Robyn has been styling hair for over three decades. Her clients include some of New Zealand's most recognised names. She has been featured in Together Journal, Hello May, New Zealand Wedding Magazine and Fashion Quarterly. She travels to Europe regularly for work. This is not someone who should have a website that looks like anyone else's.
The brief wasn't about getting more enquiries – it was about getting the right ones. Robyn works with discerning clients, people who care about who is touching their hair on the most important days of their lives, and she wanted her website to do the filtering before anyone picked up the phone. A bride who lands on her site and immediately feels like this might be out of her league is not the right client. A bride who lands on it and thinks yes, this is exactly what I've been looking for, that's who Robyn is after.
We kept the logo. Everything else changed.
The fonts were the first thing. We coded in typefaces that gave the site the editorial depth it needed, something that felt fashion-adjacent without being try-hard about it. The colour palette shifted to match. Warm, refined, the kind of palette that says luxury. The overall feel moved from contemporary but boring to something that felt like it actually belonged to her.
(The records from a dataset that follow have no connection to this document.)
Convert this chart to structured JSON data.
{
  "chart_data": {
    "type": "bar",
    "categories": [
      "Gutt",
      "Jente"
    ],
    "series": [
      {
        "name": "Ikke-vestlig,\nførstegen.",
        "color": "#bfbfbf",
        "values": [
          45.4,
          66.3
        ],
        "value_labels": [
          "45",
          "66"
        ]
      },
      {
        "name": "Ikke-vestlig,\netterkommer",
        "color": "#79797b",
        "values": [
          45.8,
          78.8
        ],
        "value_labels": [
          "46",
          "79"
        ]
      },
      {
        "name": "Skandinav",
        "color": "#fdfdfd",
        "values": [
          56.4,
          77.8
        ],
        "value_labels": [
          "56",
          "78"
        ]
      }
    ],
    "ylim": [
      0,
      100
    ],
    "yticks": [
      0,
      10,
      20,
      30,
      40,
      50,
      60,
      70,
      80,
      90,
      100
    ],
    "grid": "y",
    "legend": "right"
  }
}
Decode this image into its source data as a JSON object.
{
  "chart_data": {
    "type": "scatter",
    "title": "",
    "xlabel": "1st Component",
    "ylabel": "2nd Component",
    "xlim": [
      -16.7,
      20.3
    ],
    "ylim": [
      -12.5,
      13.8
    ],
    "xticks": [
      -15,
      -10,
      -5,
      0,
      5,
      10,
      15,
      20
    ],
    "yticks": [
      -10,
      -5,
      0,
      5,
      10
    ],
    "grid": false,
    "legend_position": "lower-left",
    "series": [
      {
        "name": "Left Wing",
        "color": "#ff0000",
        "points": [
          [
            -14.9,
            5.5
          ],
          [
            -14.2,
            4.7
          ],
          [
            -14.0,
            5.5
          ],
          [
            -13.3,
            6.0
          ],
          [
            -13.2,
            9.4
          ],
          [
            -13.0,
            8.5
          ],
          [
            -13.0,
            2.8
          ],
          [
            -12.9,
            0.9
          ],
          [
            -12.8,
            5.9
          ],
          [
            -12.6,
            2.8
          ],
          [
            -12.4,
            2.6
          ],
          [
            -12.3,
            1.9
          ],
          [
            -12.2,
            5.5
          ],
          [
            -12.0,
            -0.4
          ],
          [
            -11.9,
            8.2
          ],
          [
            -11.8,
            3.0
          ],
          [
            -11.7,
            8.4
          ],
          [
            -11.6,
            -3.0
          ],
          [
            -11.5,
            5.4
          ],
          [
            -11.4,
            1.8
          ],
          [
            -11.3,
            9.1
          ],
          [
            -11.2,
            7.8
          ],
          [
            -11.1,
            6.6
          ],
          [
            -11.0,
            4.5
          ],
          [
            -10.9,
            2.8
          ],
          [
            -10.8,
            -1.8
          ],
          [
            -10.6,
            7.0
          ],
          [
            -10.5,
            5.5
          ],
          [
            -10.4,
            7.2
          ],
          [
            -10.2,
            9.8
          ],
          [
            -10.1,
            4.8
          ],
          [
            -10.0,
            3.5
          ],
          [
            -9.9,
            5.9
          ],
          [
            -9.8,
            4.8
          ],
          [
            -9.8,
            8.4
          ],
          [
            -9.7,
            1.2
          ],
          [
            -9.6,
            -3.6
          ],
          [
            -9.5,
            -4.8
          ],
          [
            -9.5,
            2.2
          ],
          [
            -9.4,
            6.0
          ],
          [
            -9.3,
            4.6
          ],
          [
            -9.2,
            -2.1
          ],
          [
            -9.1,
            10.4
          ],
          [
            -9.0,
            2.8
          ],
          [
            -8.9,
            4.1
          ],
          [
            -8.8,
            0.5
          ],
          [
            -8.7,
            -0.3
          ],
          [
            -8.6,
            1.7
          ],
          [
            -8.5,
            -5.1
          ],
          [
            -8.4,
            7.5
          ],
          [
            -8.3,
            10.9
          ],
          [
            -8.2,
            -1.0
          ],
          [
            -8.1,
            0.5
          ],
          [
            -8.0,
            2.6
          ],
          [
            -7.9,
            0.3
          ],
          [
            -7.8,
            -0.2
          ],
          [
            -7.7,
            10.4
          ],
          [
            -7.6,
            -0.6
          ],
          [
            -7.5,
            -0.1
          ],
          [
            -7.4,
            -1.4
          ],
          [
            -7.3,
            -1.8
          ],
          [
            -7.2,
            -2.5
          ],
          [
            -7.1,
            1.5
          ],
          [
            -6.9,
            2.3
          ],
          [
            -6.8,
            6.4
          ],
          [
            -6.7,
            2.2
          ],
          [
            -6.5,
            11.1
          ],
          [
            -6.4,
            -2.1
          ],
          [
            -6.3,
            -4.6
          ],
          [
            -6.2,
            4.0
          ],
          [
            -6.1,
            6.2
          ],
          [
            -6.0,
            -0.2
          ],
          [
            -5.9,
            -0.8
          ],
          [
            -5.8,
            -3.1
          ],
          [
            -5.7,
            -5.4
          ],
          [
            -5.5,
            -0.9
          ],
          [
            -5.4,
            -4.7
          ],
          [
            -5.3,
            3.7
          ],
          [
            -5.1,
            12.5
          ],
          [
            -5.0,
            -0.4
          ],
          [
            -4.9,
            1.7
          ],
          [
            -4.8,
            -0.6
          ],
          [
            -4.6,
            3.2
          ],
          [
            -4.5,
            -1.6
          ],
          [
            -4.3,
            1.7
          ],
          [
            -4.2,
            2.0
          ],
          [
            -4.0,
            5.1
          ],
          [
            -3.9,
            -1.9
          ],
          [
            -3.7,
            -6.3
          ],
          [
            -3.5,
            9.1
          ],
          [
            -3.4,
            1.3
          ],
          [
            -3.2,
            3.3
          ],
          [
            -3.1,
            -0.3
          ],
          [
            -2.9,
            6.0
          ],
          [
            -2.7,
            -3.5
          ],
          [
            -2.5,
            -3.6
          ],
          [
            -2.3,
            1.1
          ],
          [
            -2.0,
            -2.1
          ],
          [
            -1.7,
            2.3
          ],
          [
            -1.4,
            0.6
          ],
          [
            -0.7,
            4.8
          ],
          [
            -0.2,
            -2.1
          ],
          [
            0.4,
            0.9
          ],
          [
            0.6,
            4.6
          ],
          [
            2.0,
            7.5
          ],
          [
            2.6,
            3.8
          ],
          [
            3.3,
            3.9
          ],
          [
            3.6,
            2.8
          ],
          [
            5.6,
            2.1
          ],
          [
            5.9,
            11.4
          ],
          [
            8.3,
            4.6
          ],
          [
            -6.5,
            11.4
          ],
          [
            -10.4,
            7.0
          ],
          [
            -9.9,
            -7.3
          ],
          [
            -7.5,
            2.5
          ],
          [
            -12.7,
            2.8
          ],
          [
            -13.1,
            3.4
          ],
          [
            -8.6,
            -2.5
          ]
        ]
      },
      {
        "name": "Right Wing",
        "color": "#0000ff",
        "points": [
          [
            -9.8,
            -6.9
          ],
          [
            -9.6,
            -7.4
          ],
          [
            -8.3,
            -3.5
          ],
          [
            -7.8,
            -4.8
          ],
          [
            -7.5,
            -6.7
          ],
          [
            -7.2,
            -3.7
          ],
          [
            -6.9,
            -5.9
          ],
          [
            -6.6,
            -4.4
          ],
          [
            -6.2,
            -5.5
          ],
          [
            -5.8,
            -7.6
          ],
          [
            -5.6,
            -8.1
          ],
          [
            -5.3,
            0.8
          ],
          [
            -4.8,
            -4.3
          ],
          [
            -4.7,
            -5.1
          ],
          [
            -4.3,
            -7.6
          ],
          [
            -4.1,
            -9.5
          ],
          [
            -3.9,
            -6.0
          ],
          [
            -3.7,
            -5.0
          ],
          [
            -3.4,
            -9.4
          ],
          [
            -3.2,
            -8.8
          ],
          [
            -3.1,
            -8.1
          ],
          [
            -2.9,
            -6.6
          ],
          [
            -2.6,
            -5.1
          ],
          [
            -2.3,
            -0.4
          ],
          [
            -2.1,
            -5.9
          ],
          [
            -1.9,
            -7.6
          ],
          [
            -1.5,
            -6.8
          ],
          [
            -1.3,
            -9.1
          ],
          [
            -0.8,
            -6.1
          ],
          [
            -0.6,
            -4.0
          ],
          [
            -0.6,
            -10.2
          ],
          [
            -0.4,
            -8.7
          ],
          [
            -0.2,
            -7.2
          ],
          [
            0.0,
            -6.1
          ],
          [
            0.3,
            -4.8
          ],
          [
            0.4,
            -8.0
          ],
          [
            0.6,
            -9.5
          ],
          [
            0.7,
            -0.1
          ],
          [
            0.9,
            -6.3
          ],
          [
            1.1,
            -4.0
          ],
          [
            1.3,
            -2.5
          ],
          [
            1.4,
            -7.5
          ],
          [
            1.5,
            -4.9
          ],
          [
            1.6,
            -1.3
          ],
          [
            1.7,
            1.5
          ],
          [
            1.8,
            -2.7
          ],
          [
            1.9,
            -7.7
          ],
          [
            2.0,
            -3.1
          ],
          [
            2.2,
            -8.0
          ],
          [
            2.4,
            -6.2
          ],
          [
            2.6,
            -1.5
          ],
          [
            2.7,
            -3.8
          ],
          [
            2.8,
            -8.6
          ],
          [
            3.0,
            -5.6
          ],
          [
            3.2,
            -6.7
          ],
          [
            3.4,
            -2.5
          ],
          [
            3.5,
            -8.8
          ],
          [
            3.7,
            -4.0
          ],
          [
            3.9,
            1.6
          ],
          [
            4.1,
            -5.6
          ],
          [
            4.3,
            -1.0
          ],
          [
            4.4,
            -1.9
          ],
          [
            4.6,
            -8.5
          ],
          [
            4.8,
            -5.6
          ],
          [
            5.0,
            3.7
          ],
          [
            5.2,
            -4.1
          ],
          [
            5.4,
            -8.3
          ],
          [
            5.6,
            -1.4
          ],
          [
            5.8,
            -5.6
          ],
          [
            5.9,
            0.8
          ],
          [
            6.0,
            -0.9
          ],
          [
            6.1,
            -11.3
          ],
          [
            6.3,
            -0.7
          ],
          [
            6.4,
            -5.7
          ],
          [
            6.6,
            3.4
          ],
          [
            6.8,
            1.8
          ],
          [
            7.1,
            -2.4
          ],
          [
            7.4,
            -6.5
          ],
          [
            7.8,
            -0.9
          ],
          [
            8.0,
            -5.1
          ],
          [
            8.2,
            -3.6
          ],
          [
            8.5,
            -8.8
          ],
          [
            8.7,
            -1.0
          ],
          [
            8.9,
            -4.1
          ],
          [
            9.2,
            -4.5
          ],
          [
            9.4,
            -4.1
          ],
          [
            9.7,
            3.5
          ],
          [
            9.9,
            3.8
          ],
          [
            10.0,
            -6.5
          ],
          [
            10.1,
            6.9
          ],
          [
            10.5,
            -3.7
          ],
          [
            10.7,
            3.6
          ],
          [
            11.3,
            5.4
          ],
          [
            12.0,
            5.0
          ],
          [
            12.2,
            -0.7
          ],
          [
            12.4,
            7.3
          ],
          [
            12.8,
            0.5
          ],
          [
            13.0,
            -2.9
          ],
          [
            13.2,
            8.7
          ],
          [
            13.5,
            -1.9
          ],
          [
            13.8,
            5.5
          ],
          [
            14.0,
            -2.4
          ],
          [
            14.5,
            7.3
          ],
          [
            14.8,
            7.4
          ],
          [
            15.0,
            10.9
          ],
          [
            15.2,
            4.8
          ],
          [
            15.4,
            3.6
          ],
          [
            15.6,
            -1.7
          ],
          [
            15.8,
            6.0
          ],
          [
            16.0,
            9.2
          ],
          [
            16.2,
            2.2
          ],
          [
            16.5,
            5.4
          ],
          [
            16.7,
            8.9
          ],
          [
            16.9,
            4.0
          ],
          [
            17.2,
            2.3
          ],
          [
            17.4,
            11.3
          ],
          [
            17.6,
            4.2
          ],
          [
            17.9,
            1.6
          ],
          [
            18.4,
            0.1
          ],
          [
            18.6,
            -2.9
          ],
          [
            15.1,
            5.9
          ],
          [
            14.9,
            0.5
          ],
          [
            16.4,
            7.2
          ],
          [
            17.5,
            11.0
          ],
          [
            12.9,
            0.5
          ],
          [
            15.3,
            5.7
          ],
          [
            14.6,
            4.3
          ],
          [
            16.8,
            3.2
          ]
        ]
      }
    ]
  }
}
Then we looked at the content. The names were there, sitting in the gallery, not doing anywhere near enough work. Anna Williams. Caitlin Crisp. Kokomo Island. Italy. Waiheke. These are not details you bury. They go on the homepage, they go in the image filenames, they go in the places Google and AI searches look first, and so do the people Robyn wants to find her. Luxury bridal hair stylist Auckland. Celebrity hairstylist New Zealand. Top rated hair stylist in Auckland. Every page, every image, every heading was written for the person searching for exactly what Robyn offers.
The testimonials got the same treatment. When a client writes that she booked Robyn before she even locked in her wedding date, that goes front and centre. When another says she is the epitome of class, that earns its place on the homepage.
When we showed Robyn the finished site her response was immediate. I LOVE IT !!!!!!! So great love your input and you are bang on yay !!!!
The thing this project illustrates, and the reason it's worth writing about, is that a website is not just a place to list your services. It's the first impression a potential client gets of you, and for someone like Robyn, whose entire reputation is built on taste and discernment, that impression needs to match the experience of actually working with her. It wasn't matching. Now it does.
If you're at a point in your business where the work you're doing is better than the way you're presenting yourself, that gap is worth closing. It doesn't always require a full rebrand. Sometimes it's fonts and hierarchy and knowing which words to put where. But it requires someone who understands what you're actually trying to say and who you're trying to say it to.